I haven’t been enjoying Matthew Herbert’s Scale anywhere as much as I liked Plat Du Jour, which was one of my top albums of 2005. Scale’s nice and catchy for when you’re riding in a convertible and drinking cocktails with paper umbrellas in them but I don’t find it as musically interesting as Plat Du Jour, and after a while all the breezy flirtiness of the music feels a bit vapid to me.
Since it appears (from the Metacritic stats, anyway) that the bulk of music writers don’t agree with me, I thought I’d dig up my old unpublished, unpolished review of Plat Du Jour and give it the props I should have last year:
Plat Du Jour took 2 years to research and 6 months to record. It was born out of Matthew Herbert’s growing distaste for the workings of the international food chain and the songs themselves are crafted using, amongst other sounds, eggs as percussion, melodies made from blowing over the top of a Pepsi Max bottle, and field recordings of slimfast breakfast drinks tied to a bike and ridden round the yard.
So there’s a fair amount of gimmickry on Plat Du Jour and a couple of ways to react to it. One, you can explore the site as you listen to the album, marvel at the lengths he went to in making this, and actually learn something about what we should all perhaps think harder about before ingesting. Two, you can dismiss it as wank and simply see if the album holds up on its own musical merits first without having to bother about The Message.

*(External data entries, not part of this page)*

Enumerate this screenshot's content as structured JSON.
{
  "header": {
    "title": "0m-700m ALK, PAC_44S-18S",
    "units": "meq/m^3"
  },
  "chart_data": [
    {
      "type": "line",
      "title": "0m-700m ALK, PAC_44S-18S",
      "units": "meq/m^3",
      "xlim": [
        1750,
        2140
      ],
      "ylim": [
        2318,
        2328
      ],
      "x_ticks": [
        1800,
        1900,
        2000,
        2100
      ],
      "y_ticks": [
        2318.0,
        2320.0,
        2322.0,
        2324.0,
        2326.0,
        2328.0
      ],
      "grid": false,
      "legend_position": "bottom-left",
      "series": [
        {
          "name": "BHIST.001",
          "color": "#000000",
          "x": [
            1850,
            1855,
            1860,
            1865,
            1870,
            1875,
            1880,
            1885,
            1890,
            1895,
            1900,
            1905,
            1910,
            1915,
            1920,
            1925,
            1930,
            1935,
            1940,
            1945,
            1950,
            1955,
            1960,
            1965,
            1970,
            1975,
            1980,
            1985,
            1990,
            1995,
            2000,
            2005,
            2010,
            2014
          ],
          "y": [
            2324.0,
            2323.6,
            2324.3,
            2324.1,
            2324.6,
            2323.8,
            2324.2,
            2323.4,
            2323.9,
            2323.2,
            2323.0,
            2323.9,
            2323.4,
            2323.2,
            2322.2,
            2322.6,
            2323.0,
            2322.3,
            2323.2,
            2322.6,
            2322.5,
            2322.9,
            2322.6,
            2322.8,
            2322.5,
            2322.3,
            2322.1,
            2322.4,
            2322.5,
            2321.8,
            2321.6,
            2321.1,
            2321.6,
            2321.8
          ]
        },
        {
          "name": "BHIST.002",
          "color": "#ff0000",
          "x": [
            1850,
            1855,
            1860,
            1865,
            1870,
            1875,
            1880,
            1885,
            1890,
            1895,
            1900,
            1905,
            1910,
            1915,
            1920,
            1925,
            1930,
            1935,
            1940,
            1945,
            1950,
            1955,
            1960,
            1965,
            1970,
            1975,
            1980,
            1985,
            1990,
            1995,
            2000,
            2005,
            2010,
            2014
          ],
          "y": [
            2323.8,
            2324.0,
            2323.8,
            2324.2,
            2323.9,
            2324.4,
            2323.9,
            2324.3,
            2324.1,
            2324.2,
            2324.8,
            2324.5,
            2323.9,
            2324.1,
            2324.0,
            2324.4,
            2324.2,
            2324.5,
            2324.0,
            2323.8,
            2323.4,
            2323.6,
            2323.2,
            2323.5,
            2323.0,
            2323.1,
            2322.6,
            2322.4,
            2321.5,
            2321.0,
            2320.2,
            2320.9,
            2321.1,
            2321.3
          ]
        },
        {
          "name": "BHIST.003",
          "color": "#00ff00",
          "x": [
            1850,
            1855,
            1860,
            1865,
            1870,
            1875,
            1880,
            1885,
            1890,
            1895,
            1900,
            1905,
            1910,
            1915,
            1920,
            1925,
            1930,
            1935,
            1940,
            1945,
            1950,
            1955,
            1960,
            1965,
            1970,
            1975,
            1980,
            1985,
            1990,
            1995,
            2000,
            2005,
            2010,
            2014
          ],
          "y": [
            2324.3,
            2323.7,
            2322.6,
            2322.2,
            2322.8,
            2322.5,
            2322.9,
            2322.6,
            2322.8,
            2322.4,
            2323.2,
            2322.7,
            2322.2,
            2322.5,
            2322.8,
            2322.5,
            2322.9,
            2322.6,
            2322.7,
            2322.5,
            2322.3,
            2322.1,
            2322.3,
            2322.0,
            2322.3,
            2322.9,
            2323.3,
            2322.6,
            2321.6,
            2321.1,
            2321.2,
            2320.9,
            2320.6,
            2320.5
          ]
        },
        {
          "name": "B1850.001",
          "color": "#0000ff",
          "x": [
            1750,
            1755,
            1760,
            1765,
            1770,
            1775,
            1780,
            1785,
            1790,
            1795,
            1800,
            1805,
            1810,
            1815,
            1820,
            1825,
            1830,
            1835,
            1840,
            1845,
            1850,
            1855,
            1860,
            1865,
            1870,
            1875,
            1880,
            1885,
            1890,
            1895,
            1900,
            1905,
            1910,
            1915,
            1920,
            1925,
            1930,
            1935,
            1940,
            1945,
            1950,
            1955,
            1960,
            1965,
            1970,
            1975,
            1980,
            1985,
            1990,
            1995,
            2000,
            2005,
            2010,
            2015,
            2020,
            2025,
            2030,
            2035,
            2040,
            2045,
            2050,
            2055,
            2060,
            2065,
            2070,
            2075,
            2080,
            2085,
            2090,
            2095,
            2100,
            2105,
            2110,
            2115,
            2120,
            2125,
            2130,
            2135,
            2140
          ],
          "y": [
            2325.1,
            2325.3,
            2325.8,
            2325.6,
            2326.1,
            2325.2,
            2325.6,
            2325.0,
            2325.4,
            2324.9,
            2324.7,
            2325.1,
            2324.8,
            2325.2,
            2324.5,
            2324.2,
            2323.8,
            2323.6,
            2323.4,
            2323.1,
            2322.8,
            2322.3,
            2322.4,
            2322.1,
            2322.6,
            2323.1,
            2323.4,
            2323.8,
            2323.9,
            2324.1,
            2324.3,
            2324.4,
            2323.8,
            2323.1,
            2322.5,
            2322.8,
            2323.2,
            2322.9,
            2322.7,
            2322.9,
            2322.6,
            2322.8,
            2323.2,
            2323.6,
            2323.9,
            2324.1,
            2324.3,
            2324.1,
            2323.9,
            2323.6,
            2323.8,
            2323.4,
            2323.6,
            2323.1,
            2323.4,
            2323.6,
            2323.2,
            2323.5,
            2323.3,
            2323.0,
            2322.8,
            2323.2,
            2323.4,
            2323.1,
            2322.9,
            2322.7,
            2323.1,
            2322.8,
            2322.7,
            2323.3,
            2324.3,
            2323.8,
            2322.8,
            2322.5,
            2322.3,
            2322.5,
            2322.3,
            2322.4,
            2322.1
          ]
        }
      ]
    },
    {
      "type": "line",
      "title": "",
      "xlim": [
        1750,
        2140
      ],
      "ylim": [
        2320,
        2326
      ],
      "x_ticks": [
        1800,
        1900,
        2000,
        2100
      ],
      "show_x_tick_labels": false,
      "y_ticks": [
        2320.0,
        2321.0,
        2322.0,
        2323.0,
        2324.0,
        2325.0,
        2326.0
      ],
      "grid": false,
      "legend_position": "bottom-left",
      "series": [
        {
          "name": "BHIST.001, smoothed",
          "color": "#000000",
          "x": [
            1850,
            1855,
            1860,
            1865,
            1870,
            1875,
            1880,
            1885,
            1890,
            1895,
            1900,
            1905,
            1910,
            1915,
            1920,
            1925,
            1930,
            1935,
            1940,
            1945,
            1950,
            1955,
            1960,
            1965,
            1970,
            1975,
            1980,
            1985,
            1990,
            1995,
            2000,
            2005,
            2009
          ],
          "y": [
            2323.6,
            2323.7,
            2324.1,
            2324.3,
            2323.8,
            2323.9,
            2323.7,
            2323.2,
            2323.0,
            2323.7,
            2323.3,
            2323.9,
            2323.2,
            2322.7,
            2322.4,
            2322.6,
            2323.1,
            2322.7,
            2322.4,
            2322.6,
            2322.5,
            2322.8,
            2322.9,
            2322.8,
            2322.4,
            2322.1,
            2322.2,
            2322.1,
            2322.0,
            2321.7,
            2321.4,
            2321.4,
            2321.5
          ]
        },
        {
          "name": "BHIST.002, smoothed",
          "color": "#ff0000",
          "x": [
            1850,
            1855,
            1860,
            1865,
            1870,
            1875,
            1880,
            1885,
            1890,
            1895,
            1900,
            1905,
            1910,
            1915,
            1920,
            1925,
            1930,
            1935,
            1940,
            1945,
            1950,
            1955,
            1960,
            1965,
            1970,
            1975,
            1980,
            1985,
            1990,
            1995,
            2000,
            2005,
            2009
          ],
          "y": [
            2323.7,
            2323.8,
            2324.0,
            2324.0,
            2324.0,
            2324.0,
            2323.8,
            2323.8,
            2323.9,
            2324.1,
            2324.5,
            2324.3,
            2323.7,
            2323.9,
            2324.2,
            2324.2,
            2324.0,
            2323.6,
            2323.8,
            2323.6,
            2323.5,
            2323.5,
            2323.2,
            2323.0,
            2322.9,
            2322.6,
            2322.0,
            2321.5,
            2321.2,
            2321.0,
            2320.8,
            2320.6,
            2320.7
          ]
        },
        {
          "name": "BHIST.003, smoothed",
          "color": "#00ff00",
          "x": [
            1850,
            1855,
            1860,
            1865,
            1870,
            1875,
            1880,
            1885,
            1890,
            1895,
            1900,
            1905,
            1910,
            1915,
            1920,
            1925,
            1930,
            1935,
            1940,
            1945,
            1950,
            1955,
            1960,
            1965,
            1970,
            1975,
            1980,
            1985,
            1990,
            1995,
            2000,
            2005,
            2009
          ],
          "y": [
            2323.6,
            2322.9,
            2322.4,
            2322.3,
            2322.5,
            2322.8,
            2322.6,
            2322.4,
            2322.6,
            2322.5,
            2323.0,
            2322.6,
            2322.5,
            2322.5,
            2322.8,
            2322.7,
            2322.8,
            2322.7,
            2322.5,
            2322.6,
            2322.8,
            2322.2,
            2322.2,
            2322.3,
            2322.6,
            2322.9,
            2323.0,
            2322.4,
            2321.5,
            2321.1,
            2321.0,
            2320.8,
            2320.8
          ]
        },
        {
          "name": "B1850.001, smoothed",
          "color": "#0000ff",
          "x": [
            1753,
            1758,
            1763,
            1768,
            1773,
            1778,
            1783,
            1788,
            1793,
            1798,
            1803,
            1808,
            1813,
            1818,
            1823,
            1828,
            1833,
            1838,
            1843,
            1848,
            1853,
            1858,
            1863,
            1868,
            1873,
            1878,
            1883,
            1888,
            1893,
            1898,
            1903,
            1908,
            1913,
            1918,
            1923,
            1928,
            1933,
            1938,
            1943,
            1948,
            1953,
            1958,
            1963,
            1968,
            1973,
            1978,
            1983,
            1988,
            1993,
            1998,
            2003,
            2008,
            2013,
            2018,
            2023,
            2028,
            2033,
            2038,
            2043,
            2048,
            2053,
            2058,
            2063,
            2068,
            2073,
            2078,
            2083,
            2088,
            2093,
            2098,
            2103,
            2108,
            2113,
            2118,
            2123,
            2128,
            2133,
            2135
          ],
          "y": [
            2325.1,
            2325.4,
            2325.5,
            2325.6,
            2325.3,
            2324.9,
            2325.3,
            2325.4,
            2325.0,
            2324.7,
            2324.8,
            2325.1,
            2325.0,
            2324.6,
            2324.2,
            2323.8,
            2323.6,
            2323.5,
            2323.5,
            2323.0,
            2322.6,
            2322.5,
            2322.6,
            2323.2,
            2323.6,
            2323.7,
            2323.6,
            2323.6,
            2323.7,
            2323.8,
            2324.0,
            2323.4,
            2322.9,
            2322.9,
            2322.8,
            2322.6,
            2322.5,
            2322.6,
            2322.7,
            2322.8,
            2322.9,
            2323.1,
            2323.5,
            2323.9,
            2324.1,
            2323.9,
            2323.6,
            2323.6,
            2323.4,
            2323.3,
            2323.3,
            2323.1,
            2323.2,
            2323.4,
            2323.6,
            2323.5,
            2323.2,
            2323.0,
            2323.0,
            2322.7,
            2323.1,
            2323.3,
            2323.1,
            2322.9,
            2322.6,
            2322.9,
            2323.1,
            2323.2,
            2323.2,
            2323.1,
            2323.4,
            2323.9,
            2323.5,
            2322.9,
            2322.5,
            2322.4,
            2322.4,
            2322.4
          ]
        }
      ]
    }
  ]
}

I chose option two, plus a large order of fries to go. But thankfully, the music impressed me enough to make me want to find out more about The Message, which I think is quite possibly the best outcome a musician could hope for.
Plat Du Jour makes you bop ya head considerably more often than you would expect from an album which bases one of its songs (The Final Meal Of Stacey Lawton) on the jar of pickles a condemned man ate for his last meal. The song featuring various field recordings of chickens (The Truncated Life Of A Modern Industrialised Chicken) is, well, quite funky. These Branded Waters gets great wind instrument tones from the mouths of San Pellegrino bottles and segues halfway into a jazzy bit where I somehow keep feeling they’re going to break into the Super Mario theme. I can’t exactly pinpoint the amazing bass on An Empire Of Coffee from the recording details on the site but I think it’s probably 2 Sara Lee instant croissant tins tied together with a piece of garden string and plucked. Celebrity has Dani Siciliano on vocals, is made entirely from food endorsed by celebrities and features a chorus of “Go Gordon! Go Ramsay! Go Beyonce! Go Beyonce!” Hidden Sugars backfires a bit insofar as it gives me yet another reason to love cans of Coke – which all its melodies, chords and basslines are made from.
Making a concept album is often a sure-fire way to garner criticism from people who just don’t buy into it, but I do think you can enjoy this album purely for its music regardless of whether you buy its message. My only criticism, and it’s tongue-in-cheek at that, is that the great music Matthew Herbert’s made from junk food only validates my abiding love of it. I bet this album wouldn’t be half as fun if it were only made from organic produce.